As written by Gary Miles
Charles L. Blockson, world-renowned historian of African American culture, founder and curator emeritus of the Charles L. Blockson Afro-American Collection at Temple University, award-winning scholar, and prolific author, died Wednesday, June 14, at his home in Gwynedd. He was 89.
Reared in Norristown and told by a white teacher in fourth grade that Black people had no history worthy of study, Mr. Blockson went on to assemble two of the world’s largest collections of African American history, culture, and contributions. In addition to the aggregation at Temple, the Charles L. Blockson Collection of African-Americana and the African Diaspora resides at Pennsylvania State University, Mr. Blockson’s alma mater.

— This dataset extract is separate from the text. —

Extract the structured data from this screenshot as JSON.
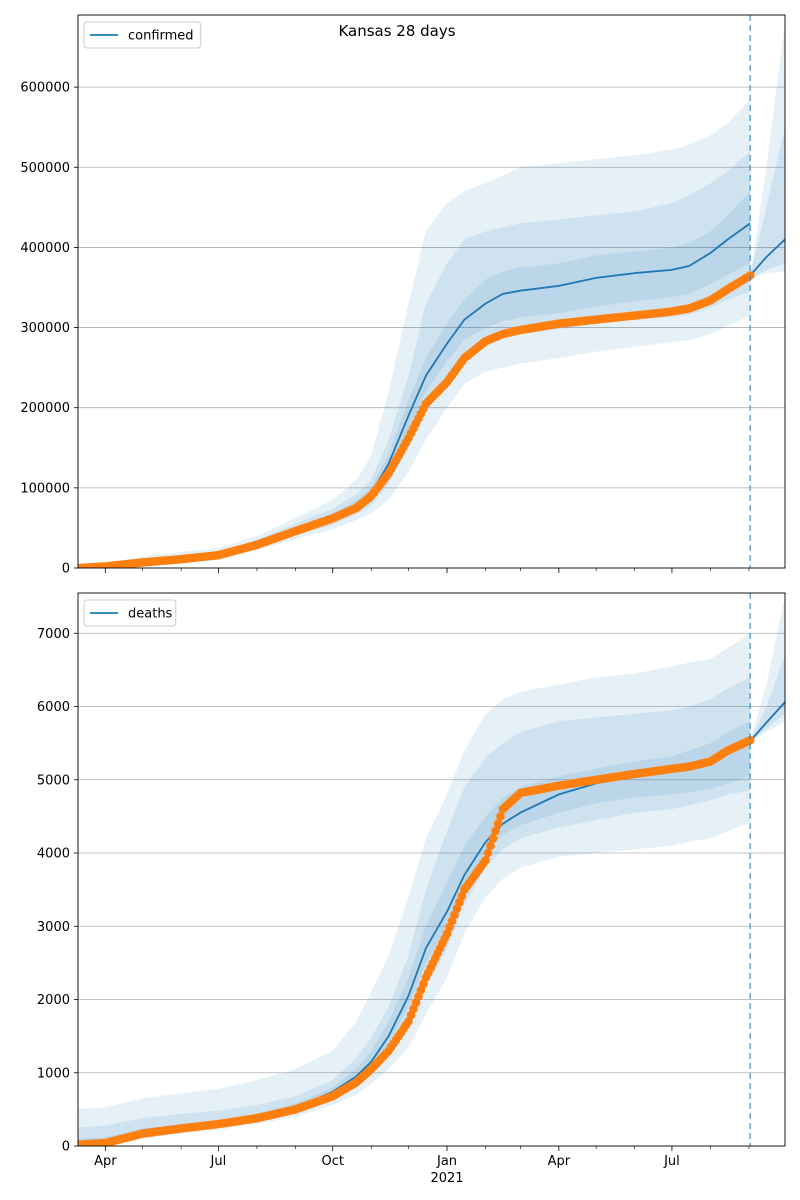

Mr. Blockson was an authority on the Underground Railroad and the Great Migration of the early 1900s, and his trove of nearly a million books, documents, photographs, letters, posters, slave narratives, sheet music, original phonograph recordings, and countless other artifacts at Temple and Penn State provide uniquely comprehensive and intimate perspectives of the African American experience.
In 2017, when he received the 2016 Philadelphia Award for community service, Mr. Blockson told The Inquirer he was driven to “uncovering the history of our past in order to build a better future.” In 2013, he told the newspaper his collections are “a legacy that comes primarily from books and the people I met, all kinds of people of all ages. I am emeritus and all, but I will never retire. … I’m following a noble tradition from those who paved the way for me.”
He donated Harriet Tubman’s signed hymnal and other personal items he received to the National Museum of African American History and Culture at Washington’s Smithsonian Institution in 2016, and the Centre Theater in Norristown houses the Charles L. Blockson Exhibition.
The cause of Mr. Blockson’s death has not be disclosed. “I and countless others will carry my father’s memory in our hearts and will find comfort and strength in the profound and impactful legacy he leaves behind,” said his daughter Noelle.
State Rep. Malcolm Kenyatta said Thursday that he will introduce legislation to mark Mr. Blockson’s Dec. 16 birthday as a state holiday. “Charles Blockson is a giant of a man,” Kenyatta said. “He is a hero.”
Mr. Blockson revered historian Arturo Alfonso Schomburg and traveled the world to assemble his own historical collections. He visited bookstores, antiques shops, and church bazaars in Norristown, Philadelphia, New York, and elsewhere in search of items that revealed the history of African Americans.